Tesla recalls thousands of cars
Tesla has recalled the Model S and Model X in the US.
The American electric car maker issued a voluntary recall for about 135,000 of its high-priced sedans and SUVs built between 2012 and 2018 for a faulty touchscreen.
According to the National Highway Traffic Safety Administration (NHTSA), which is the organisation that handles recalls in the US, a failed touchscreen could pose a significant safety risk.
Issues that could arise are a loss of reversing camera, exterior turn signal lighting and windscreen defogging functions that may decrease the driver's visibility in inclement weather.
A review by the NHTSA said Tesla confirmed that all touchscreen units will inevitably fail given the memory device's finite storage capacity.
According to Reuters it was reported many owners complained Tesla required owners to pay and replace the unit once warranties expire. Tesla has since said it will replace the defective part and reimburse customers who paid to replace the failed unit.
Tesla Australia has not issued a recall for local vehicles.
The company's local arm doesn't report its sales figures, but it is understood that there are several thousand Model S and Xs on Aussie roads that could have a similar issue.

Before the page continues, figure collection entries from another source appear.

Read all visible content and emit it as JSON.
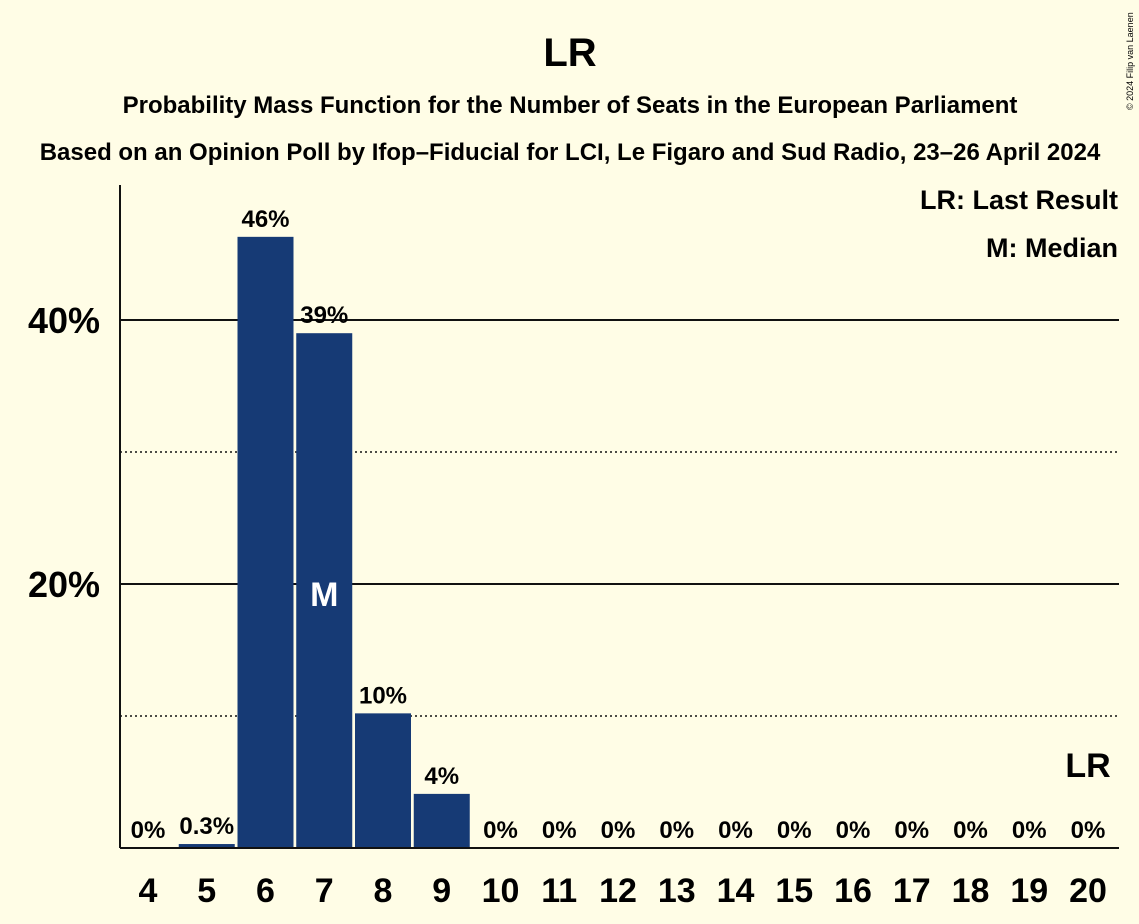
{
  "copyright": "© 2024 Filip van Laenen",
  "chart_data": {
    "type": "bar",
    "title": "LR",
    "subtitle": "Probability Mass Function for the Number of Seats in the European Parliament",
    "subtitle2": "Based on an Opinion Poll by Ifop–Fiducial for LCI, Le Figaro and Sud Radio, 23–26 April 2024",
    "categories": [
      "4",
      "5",
      "6",
      "7",
      "8",
      "9",
      "10",
      "11",
      "12",
      "13",
      "14",
      "15",
      "16",
      "17",
      "18",
      "19",
      "20"
    ],
    "values": [
      0,
      0.3,
      46.3,
      39.0,
      10.2,
      4.1,
      0,
      0,
      0,
      0,
      0,
      0,
      0,
      0,
      0,
      0,
      0
    ],
    "data_labels": [
      "0%",
      "0.3%",
      "46%",
      "39%",
      "10%",
      "4%",
      "0%",
      "0%",
      "0%",
      "0%",
      "0%",
      "0%",
      "0%",
      "0%",
      "0%",
      "0%",
      "0%"
    ],
    "ylim": [
      0,
      50
    ],
    "yticks": [
      {
        "value": 20,
        "label": "20%"
      },
      {
        "value": 40,
        "label": "40%"
      }
    ],
    "minor_gridlines": [
      10,
      30
    ],
    "median_seat": "7",
    "median_marker": "M",
    "last_result_seat": "20",
    "last_result_marker": "LR",
    "legend": [
      "LR: Last Result",
      "M: Median"
    ],
    "legend_position": "top-right",
    "bar_color": "#163a75",
    "grid": true
  }
}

Both models sold in Australia come from the same factory in the US as the machines recalled.
Tesla first started selling the Model S in about 2014 and the Model X followed a few years after.

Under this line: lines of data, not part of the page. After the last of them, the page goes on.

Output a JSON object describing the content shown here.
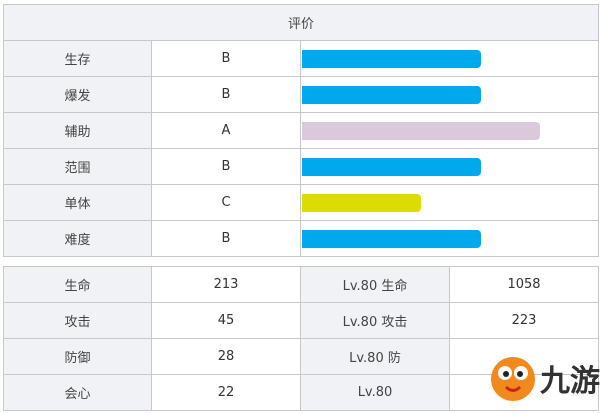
{
  "eval": {
    "header": "评价",
    "rows": [
      {
        "label": "生存",
        "grade": "B",
        "fill": 0.6,
        "color": "#00a8ec"
      },
      {
        "label": "爆发",
        "grade": "B",
        "fill": 0.6,
        "color": "#00a8ec"
      },
      {
        "label": "辅助",
        "grade": "A",
        "fill": 0.8,
        "color": "#d9c9da"
      },
      {
        "label": "范围",
        "grade": "B",
        "fill": 0.6,
        "color": "#00a8ec"
      },
      {
        "label": "单体",
        "grade": "C",
        "fill": 0.4,
        "color": "#dcdc00"
      },
      {
        "label": "难度",
        "grade": "B",
        "fill": 0.6,
        "color": "#00a8ec"
      }
    ]
  },
  "stats": {
    "rows": [
      {
        "label": "生命",
        "value": "213",
        "lv_label": "Lv.80 生命",
        "lv_value": "1058"
      },
      {
        "label": "攻击",
        "value": "45",
        "lv_label": "Lv.80 攻击",
        "lv_value": "223"
      },
      {
        "label": "防御",
        "value": "28",
        "lv_label": "Lv.80 防",
        "lv_value": ""
      },
      {
        "label": "会心",
        "value": "22",
        "lv_label": "Lv.80",
        "lv_value": ""
      }
    ]
  },
  "watermark": {
    "text": "九游",
    "icon": "mascot-logo-icon",
    "color": "#f08a1c"
  }
}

The Model S is the brand's flagship machine and has just been upgraded with a new Plaid+ mode, which brings mind-bending performance.

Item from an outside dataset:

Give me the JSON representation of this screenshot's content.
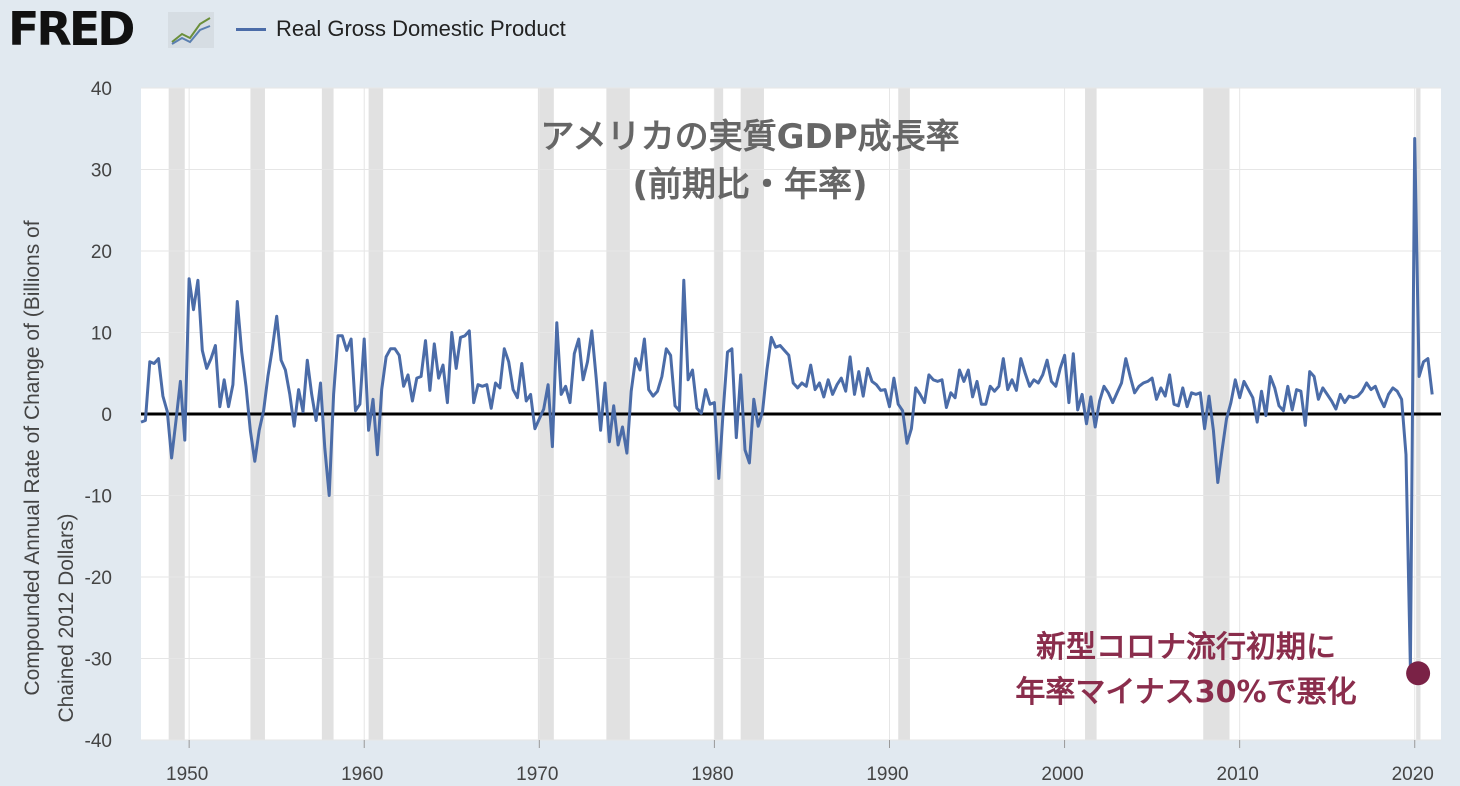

Outputs are pushed to extremes with 1100 horsepower, or 820kW, of grunt produced from a combination of three electric motors.
This would make it Australia's most powerful car, smashing machines from Ferrari and Lamborghini.
Tesla claims this will help push the electric sedan from 0-100km/h in less than 2.1 seconds.
The Tesla Model X won't have the Plaid+ version, but will have to make do with the slightly slower Plaid mode, which boasts 760kW of grunt and a 0-100km/h sprint time of 2.1 seconds.